(Alexandria, MN)  At the end of a long road, with many bumps along the way, is the home Chelsey Koopman has been dreaming of.  The road is figurative, as her new Habitat for Humanity home is just off of Latoka Beach Drive.  Her journey getting here has been anything but easy. 

Chelsey began down the path to home ownership with her husband Joe a long time ago.  Finally the couple learned that their hope of a new home would come about with help from the Douglas County Habitat for Humanity program in late 2018. 

Going into the process, the couple already had some challenges.  Joe enlisted in the U.S. National Guard back in 1996.  He was deployed twice, once to Kuwait in 2004-2005 and again in 2011-2012 to Iraq.

Chelsey married Joe on September 11th, 2010.  He had a wonderful daughter named Abby (Abigail) from a previous relationship.  Soon the couple had a beautiful daughter of their own name Mya, followed by the birth of Mataya in September of 2017.  Little Mataya had a myriad of medical issues right from the start. Among the challenges was Hydrocephlus (extra fluid on and in her brain), a tethered spinal cord, missing discs in her lower spine, an absent spleen, a bicuspid aortic valve, a non functioning cystic kidney, her liver was not in the appropriate place but is functioning properly (heterotaxy), and dislocated hips and a club foot.  Multiple surgeries, medical visits, medications, etc. were and are still required.  Although an enormous undertaking the couple continued moving forward, and persisted in their dream of owning their own home.  Only two days after Chelsey gave a moving speech of appreciation for the chance to purchase a home at the annual Habitat for Humanity Hard Hat Breakfast, Joe died in a car crash May 17th near Minneota.

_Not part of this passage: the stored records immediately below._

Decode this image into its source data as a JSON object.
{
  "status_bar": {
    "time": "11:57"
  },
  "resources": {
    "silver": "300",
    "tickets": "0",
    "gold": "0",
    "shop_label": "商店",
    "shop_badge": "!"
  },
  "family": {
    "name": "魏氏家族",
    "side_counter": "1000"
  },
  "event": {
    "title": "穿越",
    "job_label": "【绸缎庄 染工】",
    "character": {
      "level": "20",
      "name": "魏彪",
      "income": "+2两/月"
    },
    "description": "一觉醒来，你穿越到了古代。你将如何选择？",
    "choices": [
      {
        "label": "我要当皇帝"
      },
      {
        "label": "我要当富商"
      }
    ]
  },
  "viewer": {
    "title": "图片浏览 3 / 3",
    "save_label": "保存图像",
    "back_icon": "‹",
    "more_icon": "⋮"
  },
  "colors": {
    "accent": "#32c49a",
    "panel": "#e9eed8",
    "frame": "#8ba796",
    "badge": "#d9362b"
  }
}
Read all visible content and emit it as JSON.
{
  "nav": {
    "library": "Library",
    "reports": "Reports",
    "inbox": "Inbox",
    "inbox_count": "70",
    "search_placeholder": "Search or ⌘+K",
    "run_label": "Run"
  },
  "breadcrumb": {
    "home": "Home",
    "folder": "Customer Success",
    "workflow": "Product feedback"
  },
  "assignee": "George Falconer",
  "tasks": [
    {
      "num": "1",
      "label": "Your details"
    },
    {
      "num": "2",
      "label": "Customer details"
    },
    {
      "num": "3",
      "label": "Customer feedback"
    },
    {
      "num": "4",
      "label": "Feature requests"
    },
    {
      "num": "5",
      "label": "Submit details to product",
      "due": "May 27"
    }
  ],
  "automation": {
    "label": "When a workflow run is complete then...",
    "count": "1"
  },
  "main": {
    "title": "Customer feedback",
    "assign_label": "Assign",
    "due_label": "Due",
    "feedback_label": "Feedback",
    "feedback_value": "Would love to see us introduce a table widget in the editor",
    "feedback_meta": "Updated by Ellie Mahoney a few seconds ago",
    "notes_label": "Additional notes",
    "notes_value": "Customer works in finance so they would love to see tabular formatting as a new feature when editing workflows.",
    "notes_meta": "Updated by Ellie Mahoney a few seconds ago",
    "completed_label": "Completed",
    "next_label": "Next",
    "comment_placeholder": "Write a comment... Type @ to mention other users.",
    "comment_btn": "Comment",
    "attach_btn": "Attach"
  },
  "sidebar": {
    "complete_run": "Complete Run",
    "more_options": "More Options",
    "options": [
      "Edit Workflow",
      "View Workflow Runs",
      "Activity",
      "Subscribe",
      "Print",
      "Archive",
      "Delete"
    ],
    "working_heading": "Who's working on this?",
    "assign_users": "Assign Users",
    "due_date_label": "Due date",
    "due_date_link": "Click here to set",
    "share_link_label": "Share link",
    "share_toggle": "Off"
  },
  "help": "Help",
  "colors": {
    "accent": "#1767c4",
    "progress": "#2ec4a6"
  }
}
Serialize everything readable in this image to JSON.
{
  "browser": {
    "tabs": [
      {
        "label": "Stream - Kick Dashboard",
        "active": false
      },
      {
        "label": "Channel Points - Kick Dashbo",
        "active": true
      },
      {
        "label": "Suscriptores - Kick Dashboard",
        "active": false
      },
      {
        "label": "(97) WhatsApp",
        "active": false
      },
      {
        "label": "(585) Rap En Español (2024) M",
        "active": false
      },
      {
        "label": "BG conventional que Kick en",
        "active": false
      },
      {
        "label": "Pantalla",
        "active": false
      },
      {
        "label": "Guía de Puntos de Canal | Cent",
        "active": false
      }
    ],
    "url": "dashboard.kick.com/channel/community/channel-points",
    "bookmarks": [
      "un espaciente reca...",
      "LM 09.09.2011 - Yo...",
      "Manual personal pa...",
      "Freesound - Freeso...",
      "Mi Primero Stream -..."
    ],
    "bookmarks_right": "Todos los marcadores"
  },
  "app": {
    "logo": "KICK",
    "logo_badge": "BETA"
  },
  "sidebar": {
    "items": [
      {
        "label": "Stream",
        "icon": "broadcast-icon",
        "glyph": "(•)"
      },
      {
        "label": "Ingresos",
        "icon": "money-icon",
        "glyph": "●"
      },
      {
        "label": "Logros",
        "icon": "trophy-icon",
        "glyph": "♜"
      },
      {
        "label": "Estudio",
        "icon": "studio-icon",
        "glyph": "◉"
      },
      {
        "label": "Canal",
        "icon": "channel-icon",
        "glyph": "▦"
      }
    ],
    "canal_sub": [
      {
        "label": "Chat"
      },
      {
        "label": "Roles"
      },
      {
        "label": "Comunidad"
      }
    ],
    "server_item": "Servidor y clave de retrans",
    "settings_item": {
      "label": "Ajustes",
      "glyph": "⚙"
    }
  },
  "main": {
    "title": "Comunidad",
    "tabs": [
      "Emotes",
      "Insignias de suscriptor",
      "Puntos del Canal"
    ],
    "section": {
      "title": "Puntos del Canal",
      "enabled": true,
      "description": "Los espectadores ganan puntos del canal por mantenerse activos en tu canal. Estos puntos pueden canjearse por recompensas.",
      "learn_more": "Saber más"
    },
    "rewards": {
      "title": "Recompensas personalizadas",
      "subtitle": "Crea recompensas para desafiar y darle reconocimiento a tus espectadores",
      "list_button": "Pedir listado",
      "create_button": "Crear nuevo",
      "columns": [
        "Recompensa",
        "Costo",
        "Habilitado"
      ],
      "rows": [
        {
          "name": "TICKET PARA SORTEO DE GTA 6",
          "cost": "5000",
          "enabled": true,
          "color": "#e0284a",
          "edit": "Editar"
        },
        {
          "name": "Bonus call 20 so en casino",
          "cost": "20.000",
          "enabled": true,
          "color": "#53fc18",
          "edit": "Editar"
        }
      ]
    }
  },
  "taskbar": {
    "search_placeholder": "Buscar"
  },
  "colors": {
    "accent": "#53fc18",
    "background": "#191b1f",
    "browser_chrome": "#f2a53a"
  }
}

His death was and is a tremendous cross to bear, yet Chelsey has been lifted up by hundreds of community members along with her own unyielding spirit to pursue their shared dream. 

Much of Joe's family attended the dedication.  His sister, Corinne Renken, talks about joy amid the tears during the ceremony.

The Habitat for Humanity build project was designated as a "Women's Build"; meaning much of the work is done by women in the community.  Hundreds of women and a number of men have put in countless hours to make it happen.  Despite the challenges of being a mother with a child with additional care needs, Chelsey has also put in more than 200 hours of sweat equity.  The overflowing support from other women (and men) in the community has made the process easier than she imagined.

For Habitat for Humanity's Home Owner Services Coordinator Denise Schapekahm her first day on the job was this past July on the site of the Koopman home.  The whole process has been eye-opening and uplifting to her in her role with Habitat for Humanity.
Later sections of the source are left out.